Chapter 1. Introduction
Welcome to this “Impatient Beginner’s Guide” to OpenShift. You have signed up for an account and now you are ready to create an application. Let’s move right to covering the minimum background information you will need so you can get to building things.
What Is the Difference Between IaaS, PaaS, and SaaS?
Let’s start by clearing up some “cloud computing” acronyms that people like to throw around.
Infrastructure as a Service (IaaS) is when a provider spins up computers for you on demand with certain predefined virtual hardware configurations. It is mainly targeted at system administrators and DevOps staff who used to rack and stack hardware. Probably the most famous of these services is Amazon EC2, but there is also Rackspace, Microsoft Azure, and Google Compute Engine, among others.

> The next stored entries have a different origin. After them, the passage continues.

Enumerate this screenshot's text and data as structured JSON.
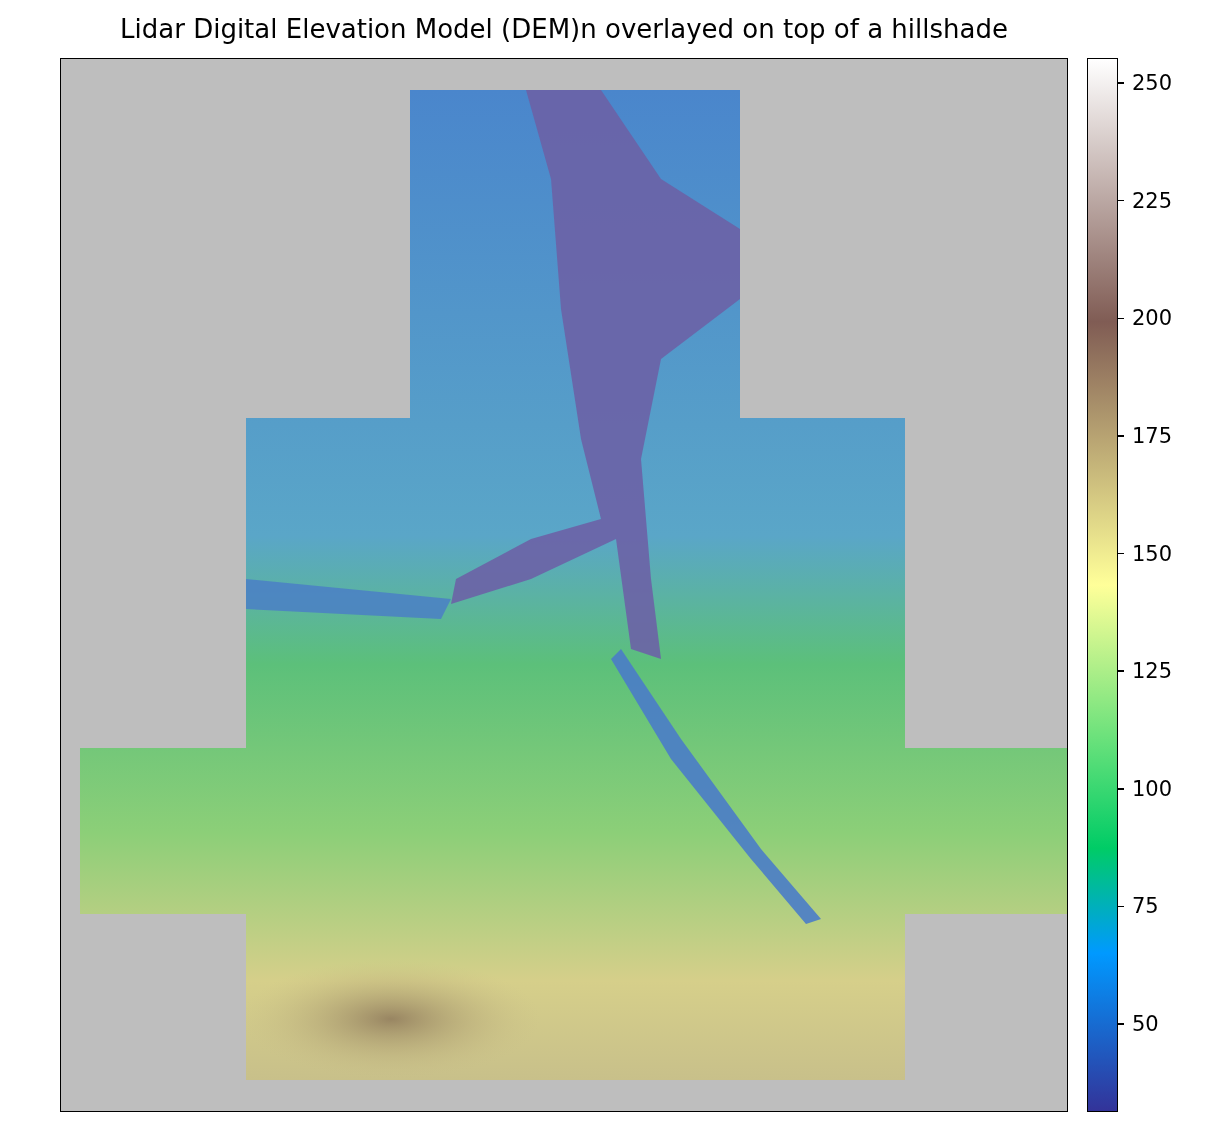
{
  "title": "Lidar Digital Elevation Model (DEM)n overlayed on top of a hillshade",
  "colorbar": {
    "ticks": [
      "250",
      "225",
      "200",
      "175",
      "150",
      "125",
      "100",
      "75",
      "50"
    ]
  }
}
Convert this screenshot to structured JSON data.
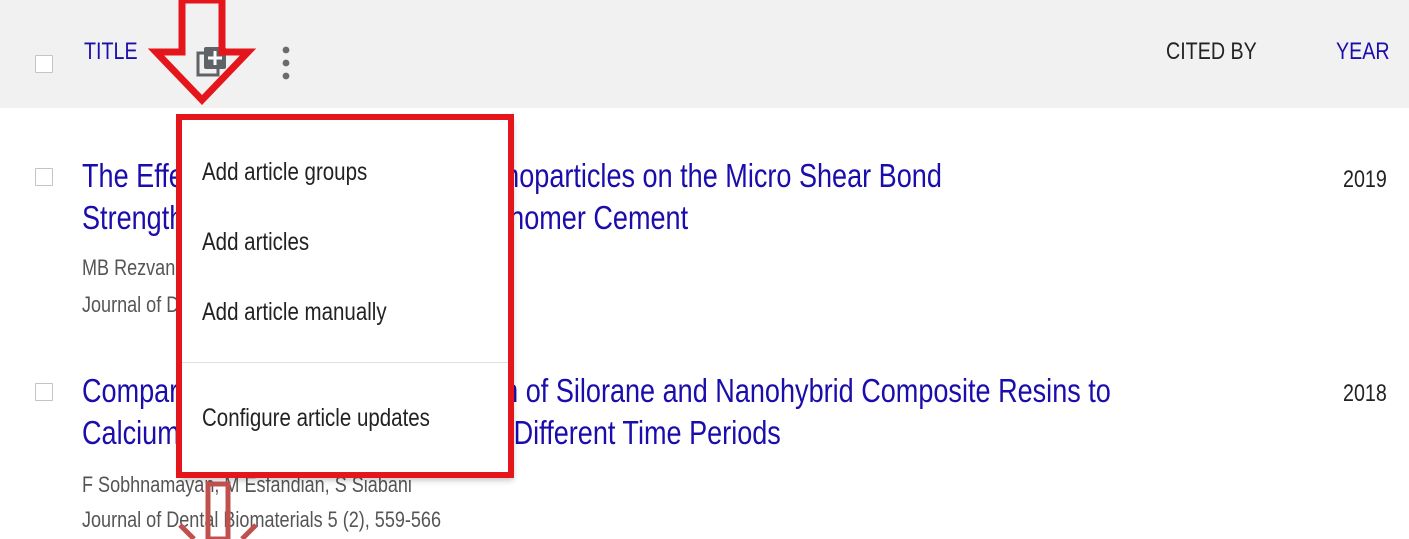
{
  "header": {
    "title_label": "TITLE",
    "cited_by_label": "CITED BY",
    "year_label": "YEAR",
    "add_icon": "library-add-icon",
    "more_icon": "more-vertical-icon"
  },
  "articles": [
    {
      "title_line1": "The Effect of Adding 1 wt. Silica Nanoparticles on the Micro Shear Bond",
      "title_line2": "Strength of Resin-Modified Glass Ionomer Cement",
      "authors": "MB Rezvani, M Atai, F Koohpeima, S Siabani",
      "journal": "Journal of Dental Biomaterials",
      "year": "2019"
    },
    {
      "title_line1": "Comparison of Shear Bond Strength of Silorane and Nanohybrid Composite Resins to",
      "title_line2": "Calcium Silicate-Based Cements at Different Time Periods",
      "authors": "F Sobhnamayan, M Esfandian, S Siabani",
      "journal": "Journal of Dental Biomaterials 5 (2), 559-566",
      "year": "2018"
    }
  ],
  "menu": {
    "items": [
      "Add article groups",
      "Add articles",
      "Add article manually",
      "Configure article updates"
    ]
  },
  "annotations": {
    "highlight_color": "#e5161b",
    "arrow_color": "#e5161b",
    "faded_arrow_color": "#c0504d"
  }
}
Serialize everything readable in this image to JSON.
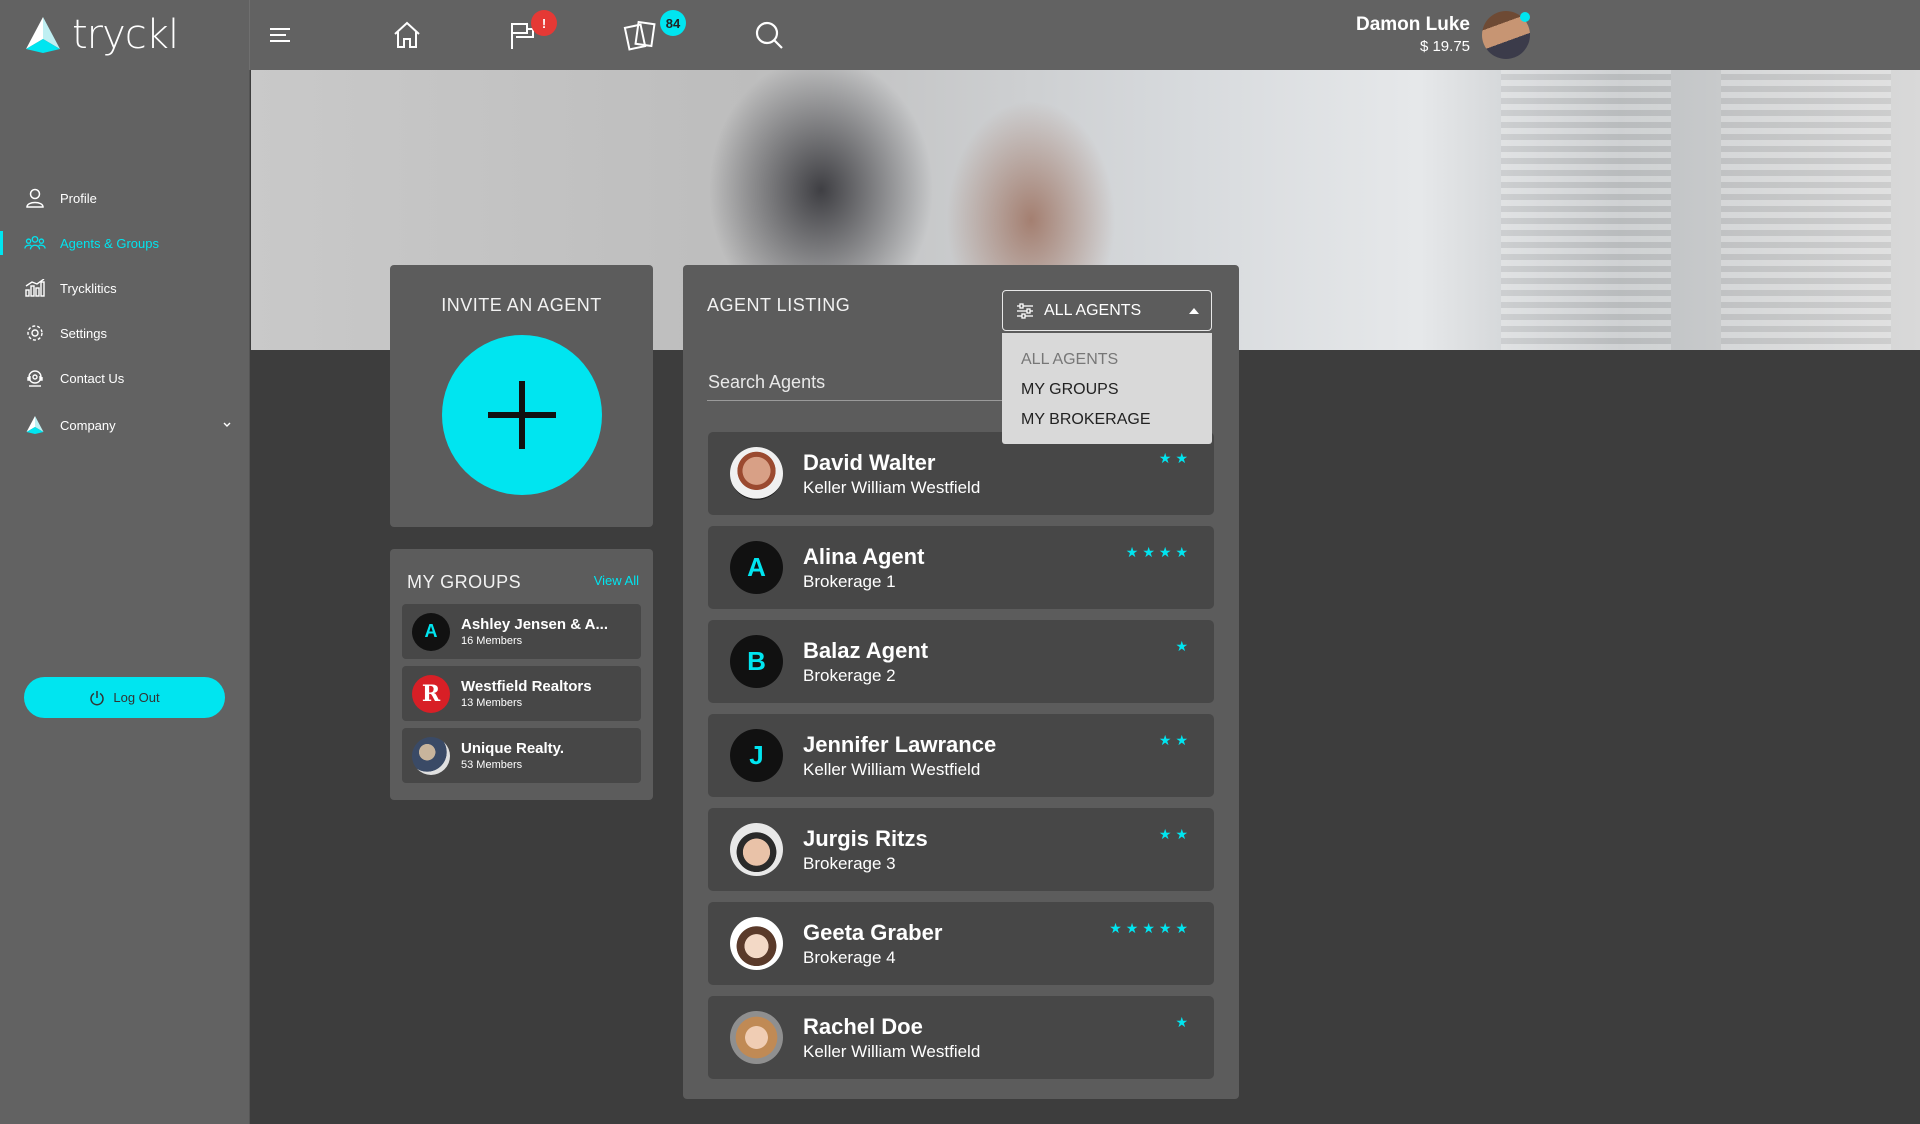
{
  "brand": {
    "name": "tryckl"
  },
  "topbar": {
    "flag_badge": "!",
    "cards_badge": "84",
    "user_name": "Damon Luke",
    "user_balance": "$ 19.75"
  },
  "sidebar": {
    "items": [
      {
        "label": "Profile"
      },
      {
        "label": "Agents & Groups"
      },
      {
        "label": "Trycklitics"
      },
      {
        "label": "Settings"
      },
      {
        "label": "Contact Us"
      },
      {
        "label": "Company"
      }
    ],
    "logout_label": "Log Out"
  },
  "invite": {
    "title": "INVITE AN AGENT"
  },
  "groups": {
    "title": "MY GROUPS",
    "view_all": "View All",
    "items": [
      {
        "initial": "A",
        "name": "Ashley Jensen & A...",
        "members": "16 Members"
      },
      {
        "initial": "R",
        "name": "Westfield Realtors",
        "members": "13 Members"
      },
      {
        "initial": "",
        "name": "Unique Realty.",
        "members": "53 Members"
      }
    ]
  },
  "listing": {
    "title": "AGENT LISTING",
    "search_placeholder": "Search Agents",
    "filter_label": "ALL AGENTS",
    "dropdown": [
      "ALL AGENTS",
      "MY GROUPS",
      "MY BROKERAGE"
    ],
    "agents": [
      {
        "initial": "",
        "name": "David Walter",
        "brokerage": "Keller William Westfield",
        "stars": "★★",
        "rating": 2
      },
      {
        "initial": "A",
        "name": "Alina Agent",
        "brokerage": "Brokerage 1",
        "stars": "★★★★",
        "rating": 4
      },
      {
        "initial": "B",
        "name": "Balaz Agent",
        "brokerage": "Brokerage 2",
        "stars": "★",
        "rating": 1
      },
      {
        "initial": "J",
        "name": "Jennifer Lawrance",
        "brokerage": "Keller William Westfield",
        "stars": "★★",
        "rating": 2
      },
      {
        "initial": "",
        "name": "Jurgis Ritzs",
        "brokerage": "Brokerage 3",
        "stars": "★★",
        "rating": 2
      },
      {
        "initial": "",
        "name": "Geeta Graber",
        "brokerage": "Brokerage 4",
        "stars": "★★★★★",
        "rating": 5
      },
      {
        "initial": "",
        "name": "Rachel Doe",
        "brokerage": "Keller William Westfield",
        "stars": "★",
        "rating": 1
      }
    ]
  },
  "colors": {
    "accent": "#00e5f0",
    "panel": "#5c5c5c",
    "row": "#474747",
    "background": "#3d3d3d",
    "topbar": "#626262"
  }
}
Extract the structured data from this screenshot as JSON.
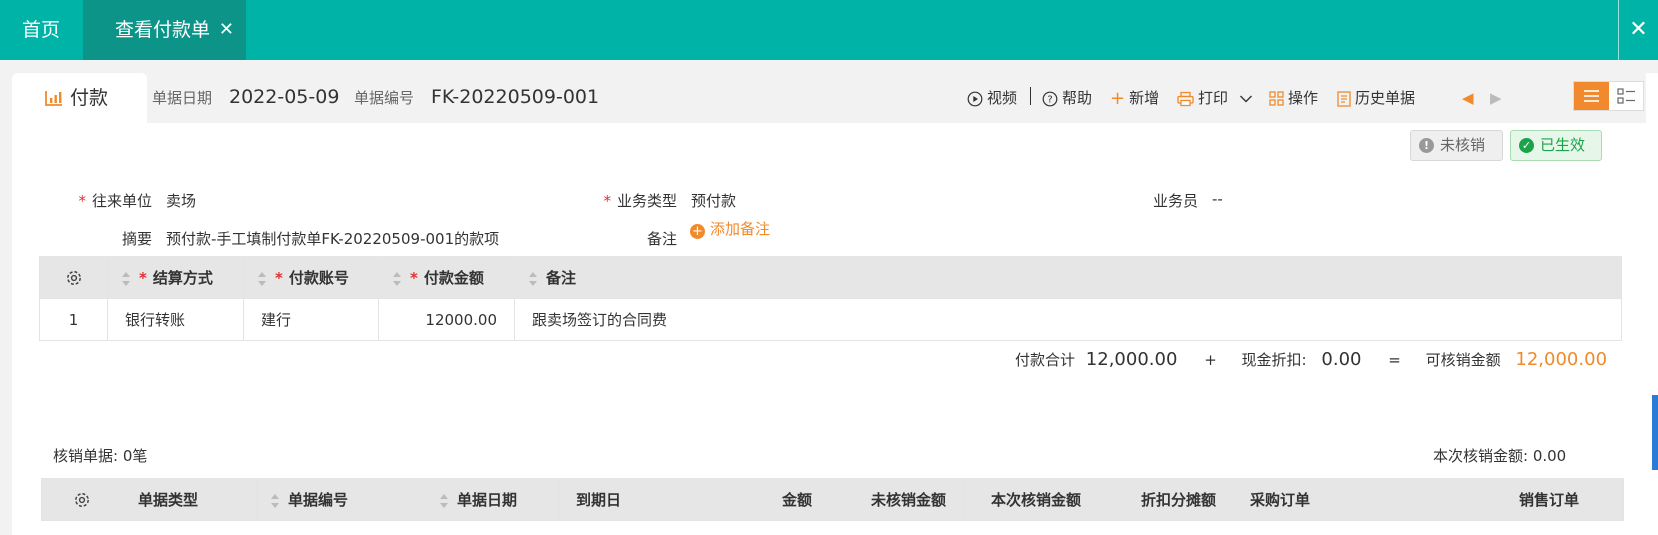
{
  "tabs": {
    "home": "首页",
    "active": "查看付款单"
  },
  "doc": {
    "tab_label": "付款",
    "date_label": "单据日期",
    "date_value": "2022-05-09",
    "number_label": "单据编号",
    "number_value": "FK-20220509-001"
  },
  "toolbar": {
    "video": "视频",
    "help": "帮助",
    "add": "新增",
    "print": "打印",
    "operate": "操作",
    "history": "历史单据"
  },
  "status": {
    "unverified": "未核销",
    "effective": "已生效"
  },
  "form": {
    "partner_label": "往来单位",
    "partner_value": "卖场",
    "biz_type_label": "业务类型",
    "biz_type_value": "预付款",
    "salesman_label": "业务员",
    "salesman_value": "--",
    "summary_label": "摘要",
    "summary_value": "预付款-手工填制付款单FK-20220509-001的款项",
    "remark_label": "备注",
    "add_remark": "添加备注"
  },
  "payment_table": {
    "headers": [
      "结算方式",
      "付款账号",
      "付款金额",
      "备注"
    ],
    "rows": [
      {
        "index": "1",
        "method": "银行转账",
        "account": "建行",
        "amount": "12000.00",
        "remark": "跟卖场签订的合同费"
      }
    ]
  },
  "totals": {
    "payment_label": "付款合计",
    "payment_value": "12,000.00",
    "plus": "+",
    "discount_label": "现金折扣:",
    "discount_value": "0.00",
    "equals": "=",
    "verifiable_label": "可核销金额",
    "verifiable_value": "12,000.00"
  },
  "verify": {
    "count_text": "核销单据: 0笔",
    "amount_text": "本次核销金额: 0.00",
    "headers": [
      "单据类型",
      "单据编号",
      "单据日期",
      "到期日",
      "金额",
      "未核销金额",
      "本次核销金额",
      "折扣分摊额",
      "采购订单",
      "销售订单"
    ]
  },
  "colors": {
    "topbar": "#00b3a7",
    "active_tab": "#0c9488",
    "accent": "#f08a2c",
    "required": "#e03030",
    "success": "#1aa34a"
  }
}
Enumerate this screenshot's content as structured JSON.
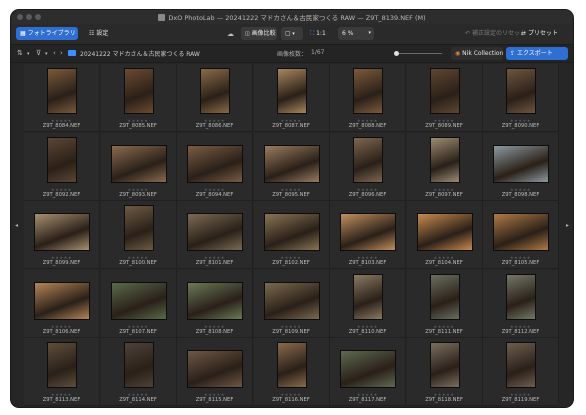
{
  "window": {
    "title": "DxO PhotoLab — 20241222 マドカさん＆古民家つくる RAW — Z9T_8139.NEF (M)"
  },
  "toolbar": {
    "library_tab": "フォトライブラリ",
    "edit_tab": "設定",
    "compare_label": "画像比較",
    "ratio_label": "1:1",
    "zoom_value": "6 %",
    "reset_label": "補正設定のリセット",
    "preset_label": "プリセット"
  },
  "pathbar": {
    "folder": "20241222 マドカさん＆古民家つくる RAW",
    "count_label": "画像枚数：",
    "count_value": "1/67",
    "nik_label": "Nik Collection",
    "export_label": "エクスポート"
  },
  "thumbnails": [
    {
      "name": "Z9T_8084.NEF",
      "orientation": "portrait",
      "tone": "#7a5a3a"
    },
    {
      "name": "Z9T_8085.NEF",
      "orientation": "portrait",
      "tone": "#6b4a32"
    },
    {
      "name": "Z9T_8086.NEF",
      "orientation": "portrait",
      "tone": "#8a6a48"
    },
    {
      "name": "Z9T_8087.NEF",
      "orientation": "portrait",
      "tone": "#a8865e"
    },
    {
      "name": "Z9T_8088.NEF",
      "orientation": "portrait",
      "tone": "#7c5a3c"
    },
    {
      "name": "Z9T_8089.NEF",
      "orientation": "portrait",
      "tone": "#5e4632"
    },
    {
      "name": "Z9T_8090.NEF",
      "orientation": "portrait",
      "tone": "#6e5640"
    },
    {
      "name": "Z9T_8092.NEF",
      "orientation": "portrait",
      "tone": "#5c4634"
    },
    {
      "name": "Z9T_8093.NEF",
      "orientation": "landscape",
      "tone": "#8a6c50"
    },
    {
      "name": "Z9T_8094.NEF",
      "orientation": "landscape",
      "tone": "#7a5c44"
    },
    {
      "name": "Z9T_8095.NEF",
      "orientation": "landscape",
      "tone": "#9a7c60"
    },
    {
      "name": "Z9T_8096.NEF",
      "orientation": "portrait",
      "tone": "#7e6650"
    },
    {
      "name": "Z9T_8097.NEF",
      "orientation": "portrait",
      "tone": "#9c8c74"
    },
    {
      "name": "Z9T_8098.NEF",
      "orientation": "landscape",
      "tone": "#8e9aa0"
    },
    {
      "name": "Z9T_8099.NEF",
      "orientation": "landscape",
      "tone": "#a89070"
    },
    {
      "name": "Z9T_8100.NEF",
      "orientation": "portrait",
      "tone": "#6e5a44"
    },
    {
      "name": "Z9T_8101.NEF",
      "orientation": "landscape",
      "tone": "#7c6a54"
    },
    {
      "name": "Z9T_8102.NEF",
      "orientation": "landscape",
      "tone": "#8a7456"
    },
    {
      "name": "Z9T_8103.NEF",
      "orientation": "landscape",
      "tone": "#c09060"
    },
    {
      "name": "Z9T_8104.NEF",
      "orientation": "landscape",
      "tone": "#c88a50"
    },
    {
      "name": "Z9T_8105.NEF",
      "orientation": "landscape",
      "tone": "#b07a48"
    },
    {
      "name": "Z9T_8106.NEF",
      "orientation": "landscape",
      "tone": "#b48658"
    },
    {
      "name": "Z9T_8107.NEF",
      "orientation": "landscape",
      "tone": "#5a6a4a"
    },
    {
      "name": "Z9T_8108.NEF",
      "orientation": "landscape",
      "tone": "#6a7a58"
    },
    {
      "name": "Z9T_8109.NEF",
      "orientation": "landscape",
      "tone": "#7a6a50"
    },
    {
      "name": "Z9T_8110.NEF",
      "orientation": "portrait",
      "tone": "#8a7a62"
    },
    {
      "name": "Z9T_8111.NEF",
      "orientation": "portrait",
      "tone": "#6a6e60"
    },
    {
      "name": "Z9T_8112.NEF",
      "orientation": "portrait",
      "tone": "#747866"
    },
    {
      "name": "Z9T_8113.NEF",
      "orientation": "portrait",
      "tone": "#5e4e3c"
    },
    {
      "name": "Z9T_8114.NEF",
      "orientation": "portrait",
      "tone": "#4e4238"
    },
    {
      "name": "Z9T_8115.NEF",
      "orientation": "landscape",
      "tone": "#6e5846"
    },
    {
      "name": "Z9T_8116.NEF",
      "orientation": "portrait",
      "tone": "#8a6a4c"
    },
    {
      "name": "Z9T_8117.NEF",
      "orientation": "landscape",
      "tone": "#5e6a52"
    },
    {
      "name": "Z9T_8118.NEF",
      "orientation": "portrait",
      "tone": "#7a6e5e"
    },
    {
      "name": "Z9T_8119.NEF",
      "orientation": "portrait",
      "tone": "#6e5e4e"
    }
  ]
}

The idea is that you specify the amount of RAM, CPU, and disk space you want in your “machine” and the provider spins it up for you in a matter of minutes.
This service is great since you no longer have to go through a long procurement process or fixed investment to obtain machines for your work. The drawback to this solution is that you are still responsible for installing and maintaining the operating system and server packages, configuring the network, and doing all the basic system administration. If you are reading this book, then system administration is probably not your area of expertise and you would likely rather spend your time writing code.
Software as a Service (SaaS) requires the least amount of maintenance and administration on your part. With SaaS you just sign up for the service and start using it. You may be able to make some customizations, but you’re limited to what the service provider allows you to do. Common examples of SaaS are Gmail, Salesforce, and QuickBooks Online. While these services are useful because you can start working right away with little to configure or deploy, they are of limited use to programmers. They offer the least amount of customization of the three cloud services mentioned here. As Steve’s kids’ physical education teacher says: “You get what you get and you don’t get upset.”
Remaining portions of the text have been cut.